Stability Results for Bounded Stationary Solutions of Reaction-Diffusion-ODE Systems

TL;DR

This paper develops a comprehensive stability theory for bounded stationary solutions of reaction-diffusion-ODE systems, linking spectral properties of the linearized operator to the stability of spatial patterns.

Contribution

It characterizes the spectrum of the linearized operator and relates spectral bounds to nonlinear stability or instability of stationary solutions in various function spaces.

Findings

Spectral bounds determine stability or instability of stationary solutions.

A sign condition on the spectral bound implies nonlinear stability.

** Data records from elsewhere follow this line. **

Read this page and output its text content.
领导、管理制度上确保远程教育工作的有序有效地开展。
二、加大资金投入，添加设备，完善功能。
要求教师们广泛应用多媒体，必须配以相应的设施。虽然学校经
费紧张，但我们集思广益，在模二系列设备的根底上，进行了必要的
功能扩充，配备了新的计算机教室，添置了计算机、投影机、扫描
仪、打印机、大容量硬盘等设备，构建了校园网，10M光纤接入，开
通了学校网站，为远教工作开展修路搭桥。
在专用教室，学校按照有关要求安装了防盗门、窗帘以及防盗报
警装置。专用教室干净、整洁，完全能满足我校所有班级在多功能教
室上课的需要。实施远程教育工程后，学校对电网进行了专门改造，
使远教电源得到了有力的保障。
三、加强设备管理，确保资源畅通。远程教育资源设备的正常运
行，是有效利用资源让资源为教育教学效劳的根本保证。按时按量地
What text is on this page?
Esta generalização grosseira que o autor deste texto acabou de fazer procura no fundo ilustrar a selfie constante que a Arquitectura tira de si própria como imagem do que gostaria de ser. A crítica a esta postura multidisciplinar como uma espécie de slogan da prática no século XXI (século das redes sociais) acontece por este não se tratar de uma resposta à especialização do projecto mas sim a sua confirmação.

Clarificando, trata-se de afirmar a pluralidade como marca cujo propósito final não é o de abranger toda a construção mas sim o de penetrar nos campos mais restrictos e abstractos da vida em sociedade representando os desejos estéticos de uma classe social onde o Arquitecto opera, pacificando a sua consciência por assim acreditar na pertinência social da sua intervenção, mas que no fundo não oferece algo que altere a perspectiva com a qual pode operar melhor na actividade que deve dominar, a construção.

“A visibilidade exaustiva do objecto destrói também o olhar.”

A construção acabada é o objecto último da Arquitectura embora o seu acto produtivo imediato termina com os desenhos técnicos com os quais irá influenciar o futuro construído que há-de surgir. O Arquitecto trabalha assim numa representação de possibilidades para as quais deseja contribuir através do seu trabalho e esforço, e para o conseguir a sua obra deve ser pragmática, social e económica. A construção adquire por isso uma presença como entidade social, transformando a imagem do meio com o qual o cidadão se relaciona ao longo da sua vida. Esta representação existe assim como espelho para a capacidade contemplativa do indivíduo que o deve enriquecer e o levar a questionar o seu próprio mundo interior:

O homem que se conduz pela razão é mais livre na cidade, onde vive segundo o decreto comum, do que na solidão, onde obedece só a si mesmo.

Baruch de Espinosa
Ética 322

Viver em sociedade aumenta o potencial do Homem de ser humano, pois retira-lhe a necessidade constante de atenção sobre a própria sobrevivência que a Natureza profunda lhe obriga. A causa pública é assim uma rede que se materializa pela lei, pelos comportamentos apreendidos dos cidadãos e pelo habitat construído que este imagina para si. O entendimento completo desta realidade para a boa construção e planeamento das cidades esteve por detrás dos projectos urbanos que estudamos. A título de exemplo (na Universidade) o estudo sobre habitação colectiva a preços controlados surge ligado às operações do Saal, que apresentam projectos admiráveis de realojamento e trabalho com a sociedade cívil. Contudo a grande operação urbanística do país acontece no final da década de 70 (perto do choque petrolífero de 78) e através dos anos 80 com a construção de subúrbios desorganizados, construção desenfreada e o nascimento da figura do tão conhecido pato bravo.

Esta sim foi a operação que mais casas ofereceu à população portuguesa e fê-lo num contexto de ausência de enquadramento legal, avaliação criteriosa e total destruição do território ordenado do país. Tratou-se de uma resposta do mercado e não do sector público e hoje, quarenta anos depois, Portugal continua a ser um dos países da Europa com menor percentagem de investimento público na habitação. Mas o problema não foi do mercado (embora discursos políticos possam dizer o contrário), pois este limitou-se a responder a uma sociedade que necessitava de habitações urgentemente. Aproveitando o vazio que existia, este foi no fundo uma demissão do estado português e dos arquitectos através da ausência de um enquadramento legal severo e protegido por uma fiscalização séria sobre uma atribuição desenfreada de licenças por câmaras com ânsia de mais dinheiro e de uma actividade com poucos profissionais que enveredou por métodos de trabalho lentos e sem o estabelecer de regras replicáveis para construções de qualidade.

The theory applies to discontinuous and continuous stationary solutions.

Abstract

Reaction-diffusion equations coupled to ordinary differential equations (ODEs) may exhibit spatially low-regular stationary solutions. This work provides a comprehensive theory of asymptotic stability of bounded, discontinuous or continuous, stationary solutions of reaction-diffusion-ODE systems. We characterize the spectrum of the linearized operator and relate its spectral properties to the corresponding semigroup properties. Considering the function spaces $L^\infty(\Omega)^{m+k}, L^\infty(\Omega)^m \times C(\overline{\Omega})^k$ and $C(\overline{\Omega})^{m+k}$, we establish a sign condition on the spectral bound of the linearized operator, which implies nonlinear stability or instability of the stationary pattern.